Don’t judge a boy by his face.

Selain kelainannya, Auggie sebenarnya baik dan cukup pintar. Dia bisa mengikuti semua pelajaran dengan baik walaupun selama ini dia hanya sekolah di rumah. Dia juga teman yang menyenangkan.
Melalui buku ini, penulis menjelaskan bahwa kekurangan fisik tidak menyebabkan sifat seseorang memburuk. Tentunya diiringi dengan lingkungan tempat mereka tumbuh juga. 

Seperti orang-orang yang sesekali kaulihat, dan kau tidak bisa membayangkan seperti apa rasanya menjadi orang itu, baik seseorang yang duduk di kursi roda atau seseorang yang tidak bisa bicara. Hanya saja, aku tahu bagi semua orang, orang itu adalah aku, mungkin bagi semua orang yang ada di auditorium ini.
Namun, bagiku aku hanyalah aku. Seorang anak biasa.
- Auggie

Selain menampilkan Auggie dari sisi dirinya sendiri, buku ini juga menampilkan Auggie dari sisi orang lain: Via (kakak Auggie), Jack, Summer (sahabat Auggie), Justin (pacar Via), dan Miranda (sahabat Via). Pada bagian-bagian itu, mereka menceritakan perasaan mereka terhadap Auggie, juga masalah yang mereka hadapi dengan kehadiran Auggie. 

Salah satu hal penting yang saya dapatkan dari buku ini adalah mengenai keluarga. Bagaimana keluarga akan selalu menerima kekurangan kita bahkan walaupun dunia ingin membuang kita jauh-jauh. 

Sejak awal mengetahui keadaan Auggie, keluarganya tidak sedikit pun mempermasalahkan kelainan itu. Bagi mereka, Auggie adalah anak biasa dan mereka menyayanginya seperti menyayangi anak biasa. Um, mungkin dalam hal perlindungan, mereka memang lebih protektif. Perlakuan luar biasa pada penderita kelainan hanya akan membuat penderita merasa dunia mereka berbeda.

Mandibulafacial Dysostosis adalah kelaianan yang penyebabnya bisa mutasi selama kehamilan, gen yang diwariskan dari salah seorang orangtua yang membawa gen dominan, atau interaksi dari banyak gen dikombinasikan dengan faktor lingkungan. Pada kasus Auggie, kedua orangtuanya membawa gen mutasi. Gen ini juga diturunkan pada Via, tetapi tidak muncul. 

Via melakukan perhitungan kemungkinan gen yang dibawanya menurun pada anak-anaknya dan anak-anak Auggie. 
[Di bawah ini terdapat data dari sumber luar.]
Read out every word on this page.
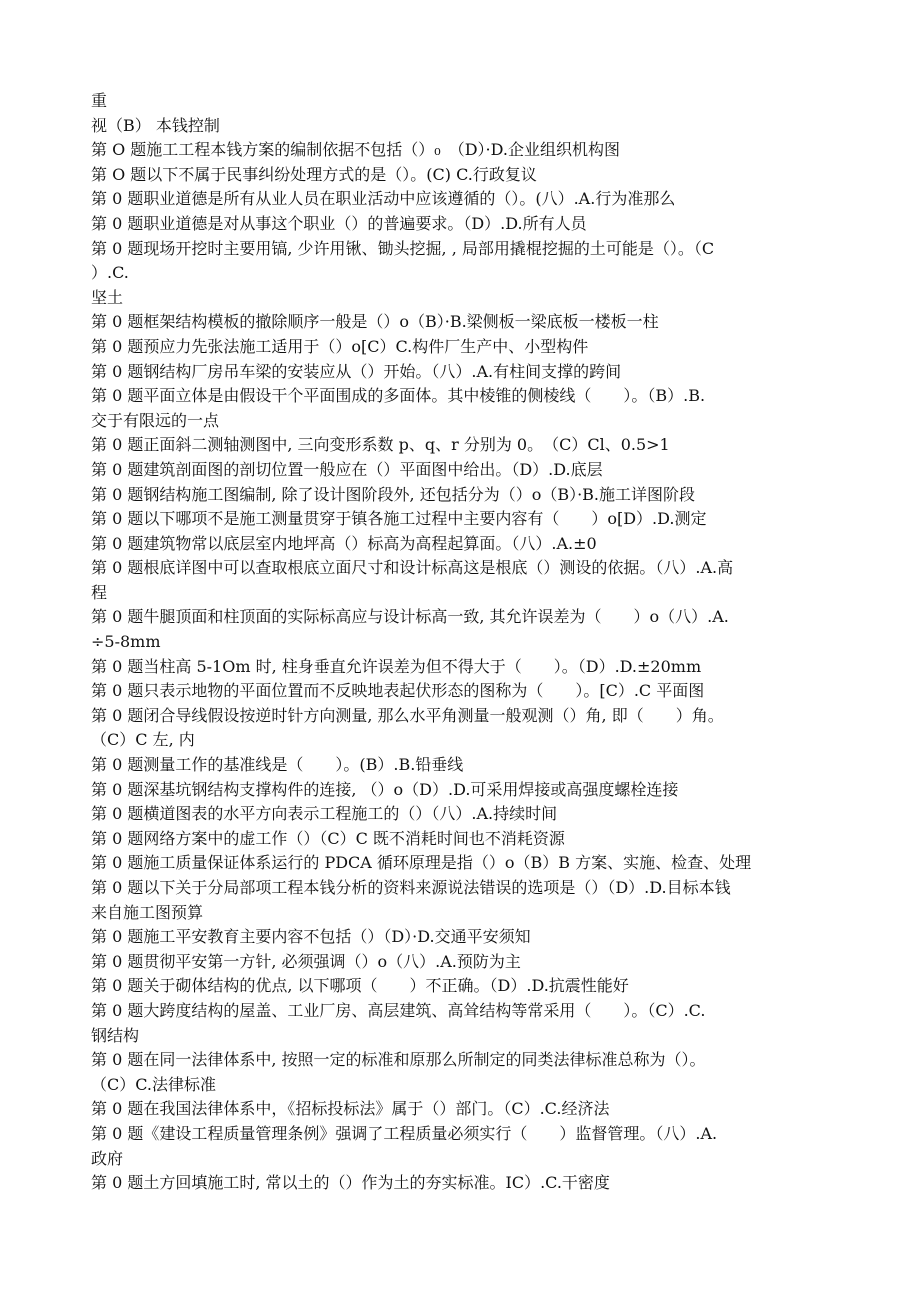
重
视（B） 本钱控制
第 O 题施工工程本钱方案的编制依据不包括（）₀　（D）·D.企业组织机构图
第 O 题以下不属于民事纠纷处理方式的是（）。(C) C.行政复议
第 0 题职业道德是所有从业人员在职业活动中应该遵循的（）。(八）.A.行为准那么
第 0 题职业道德是对从事这个职业（）的普遍要求。（D）.D.所有人员
第 0 题现场开挖时主要用镐, 少许用锹、锄头挖掘, , 局部用撬棍挖掘的土可能是（）。（C
）.C.
坚土
第 0 题框架结构模板的撤除顺序一般是（）o（B）·B.梁侧板一梁底板一楼板一柱
第 0 题预应力先张法施工适用于（）o[C）C.构件厂生产中、小型构件
第 0 题钢结构厂房吊车梁的安装应从（）开始。（八）.A.有柱间支撑的跨间
第 0 题平面立体是由假设干个平面围成的多面体。其中棱锥的侧棱线（　　）。（B）.B.
交于有限远的一点
第 0 题正面斜二测轴测图中, 三向变形系数 p、q、r 分别为 0。　（C）Cl、0.5>1
第 0 题建筑剖面图的剖切位置一般应在（）平面图中给出。（D）.D.底层
第 0 题钢结构施工图编制, 除了设计图阶段外, 还包括分为（）o（B）·B.施工详图阶段
第 0 题以下哪项不是施工测量贯穿于镇各施工过程中主要内容有（　　）o[D）.D.测定
第 0 题建筑物常以底层室内地坪高（）标高为高程起算面。（八）.A.±0
第 0 题根底详图中可以查取根底立面尺寸和设计标高这是根底（）测设的依据。（八）.A.高
程
第 0 题牛腿顶面和柱顶面的实际标高应与设计标高一致, 其允许误差为（　　）o（八）.A.
÷5-8mm
第 0 题当柱高 5-1Om 时, 柱身垂直允许误差为但不得大于（　　）。（D）.D.±20mm
第 0 题只表示地物的平面位置而不反映地表起伏形态的图称为（　　）。[C）.C 平面图
第 0 题闭合导线假设按逆时针方向测量, 那么水平角测量一般观测（）角, 即（　　）角。
（C）C 左, 内
第 0 题测量工作的基准线是（　　）。(B）.B.铅垂线
第 0 题深基坑钢结构支撑构件的连接, （）o（D）.D.可采用焊接或高强度螺栓连接
第 0 题横道图表的水平方向表示工程施工的（）（八）.A.持续时间
第 0 题网络方案中的虚工作（）（C）C 既不消耗时间也不消耗资源
第 0 题施工质量保证体系运行的 PDCA 循环原理是指（）o（B）B 方案、实施、检查、处理
第 0 题以下关于分局部项工程本钱分析的资料来源说法错误的选项是（）（D）.D.目标本钱
来自施工图预算
第 0 题施工平安教育主要内容不包括（）（D）·D.交通平安须知
第 0 题贯彻平安第一方针, 必须强调（）o（八）.A.预防为主
第 0 题关于砌体结构的优点, 以下哪项（　　）不正确。（D）.D.抗震性能好
第 0 题大跨度结构的屋盖、工业厂房、高层建筑、高耸结构等常采用（　　）。（C）.C.
钢结构
第 0 题在同一法律体系中, 按照一定的标准和原那么所制定的同类法律标准总称为（）。
（C）C.法律标准
第 0 题在我国法律体系中，《招标投标法》属于（）部门。（C）.C.经济法
第 0 题《建设工程质量管理条例》强调了工程质量必须实行（　　）监督管理。（八）.A.
政府
第 0 题土方回填施工时, 常以土的（）作为土的夯实标准。IC）.C.干密度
Masalah genetika bagi saya selalu memusingkan. Sekarang, manusia berusaha menutupi gen tertentu dan memunculkan gen tertentu. Mereka ingin menghasilkan manusia sesuai keinginan – dan menghindari kejadian semacam Auggie. Bagi manusia lainnya, hal semacam itu masih dianggap tabu.
Melalui buku ini, penulis juga menekankan apa pun gen yang dibawa seseorang, hal terpenting adalah kebaikan yang dibawanya. Untuk apa manusia super dan sempurna kalau dia tidak memiliki kebaikan, kan? Kebaikan bukan hanya dibawa gen, melainkan faktor lingkungan. Gen seperti apa pun, akan menjadi baik kalau dia dididik makna kebaikan. 

Penulis juga tidak terlalu menekankan cerita pada penderitaan Auggie mengenai wajahnya, tetapi lebih pada cara membiasakan diri terhadap keadaan itu. Auggie cukup terbiasa dengan penilaian orang-orang walaupun pada awalnya dia takut harus bersekolah dan bertemu banyak orang setiap hari. Menurut saya, penulis tidak mau kita berfokus pada keadaan fisik seseorang.

Selain memberikan pembelajaran melalui Auggie, penulis juga memberikan pembelajaran melalui tugas bahasa Inggris murid-murid kelas 5. Setiap bulan, guru mereka - Mr Browne - memberikan sesuatu yang disebut pedoman setiap bulan. Mereka akan membahasanya dan pada akhir bulan murid-murid diminta membuat esai mengenai pedoman bulan itu. Pada akhir tahun, murid-murid diminta mengirim kartu pos berisi pedoman pribadi mereka yang mereka dapat saat liburan musim panas.

Bagi saya, cara seperti sangat menyenangkan untuk menghargai hal-hal kecil. Dari pedoman Mr. Browne, kita akan mencari makna dari pedoman tersebut. 




Saya rasa buku ini perlu dibaca orangtua dan anak-anak atau dibacakan oleh orangtua untuk anak-anak. Buku ini juga bisa menjadi selingan bergizi selain membaca genre favorit. Tapi, sedikit pesan, buku ini bukan tipe buku yang harus habis dalam sekali baca.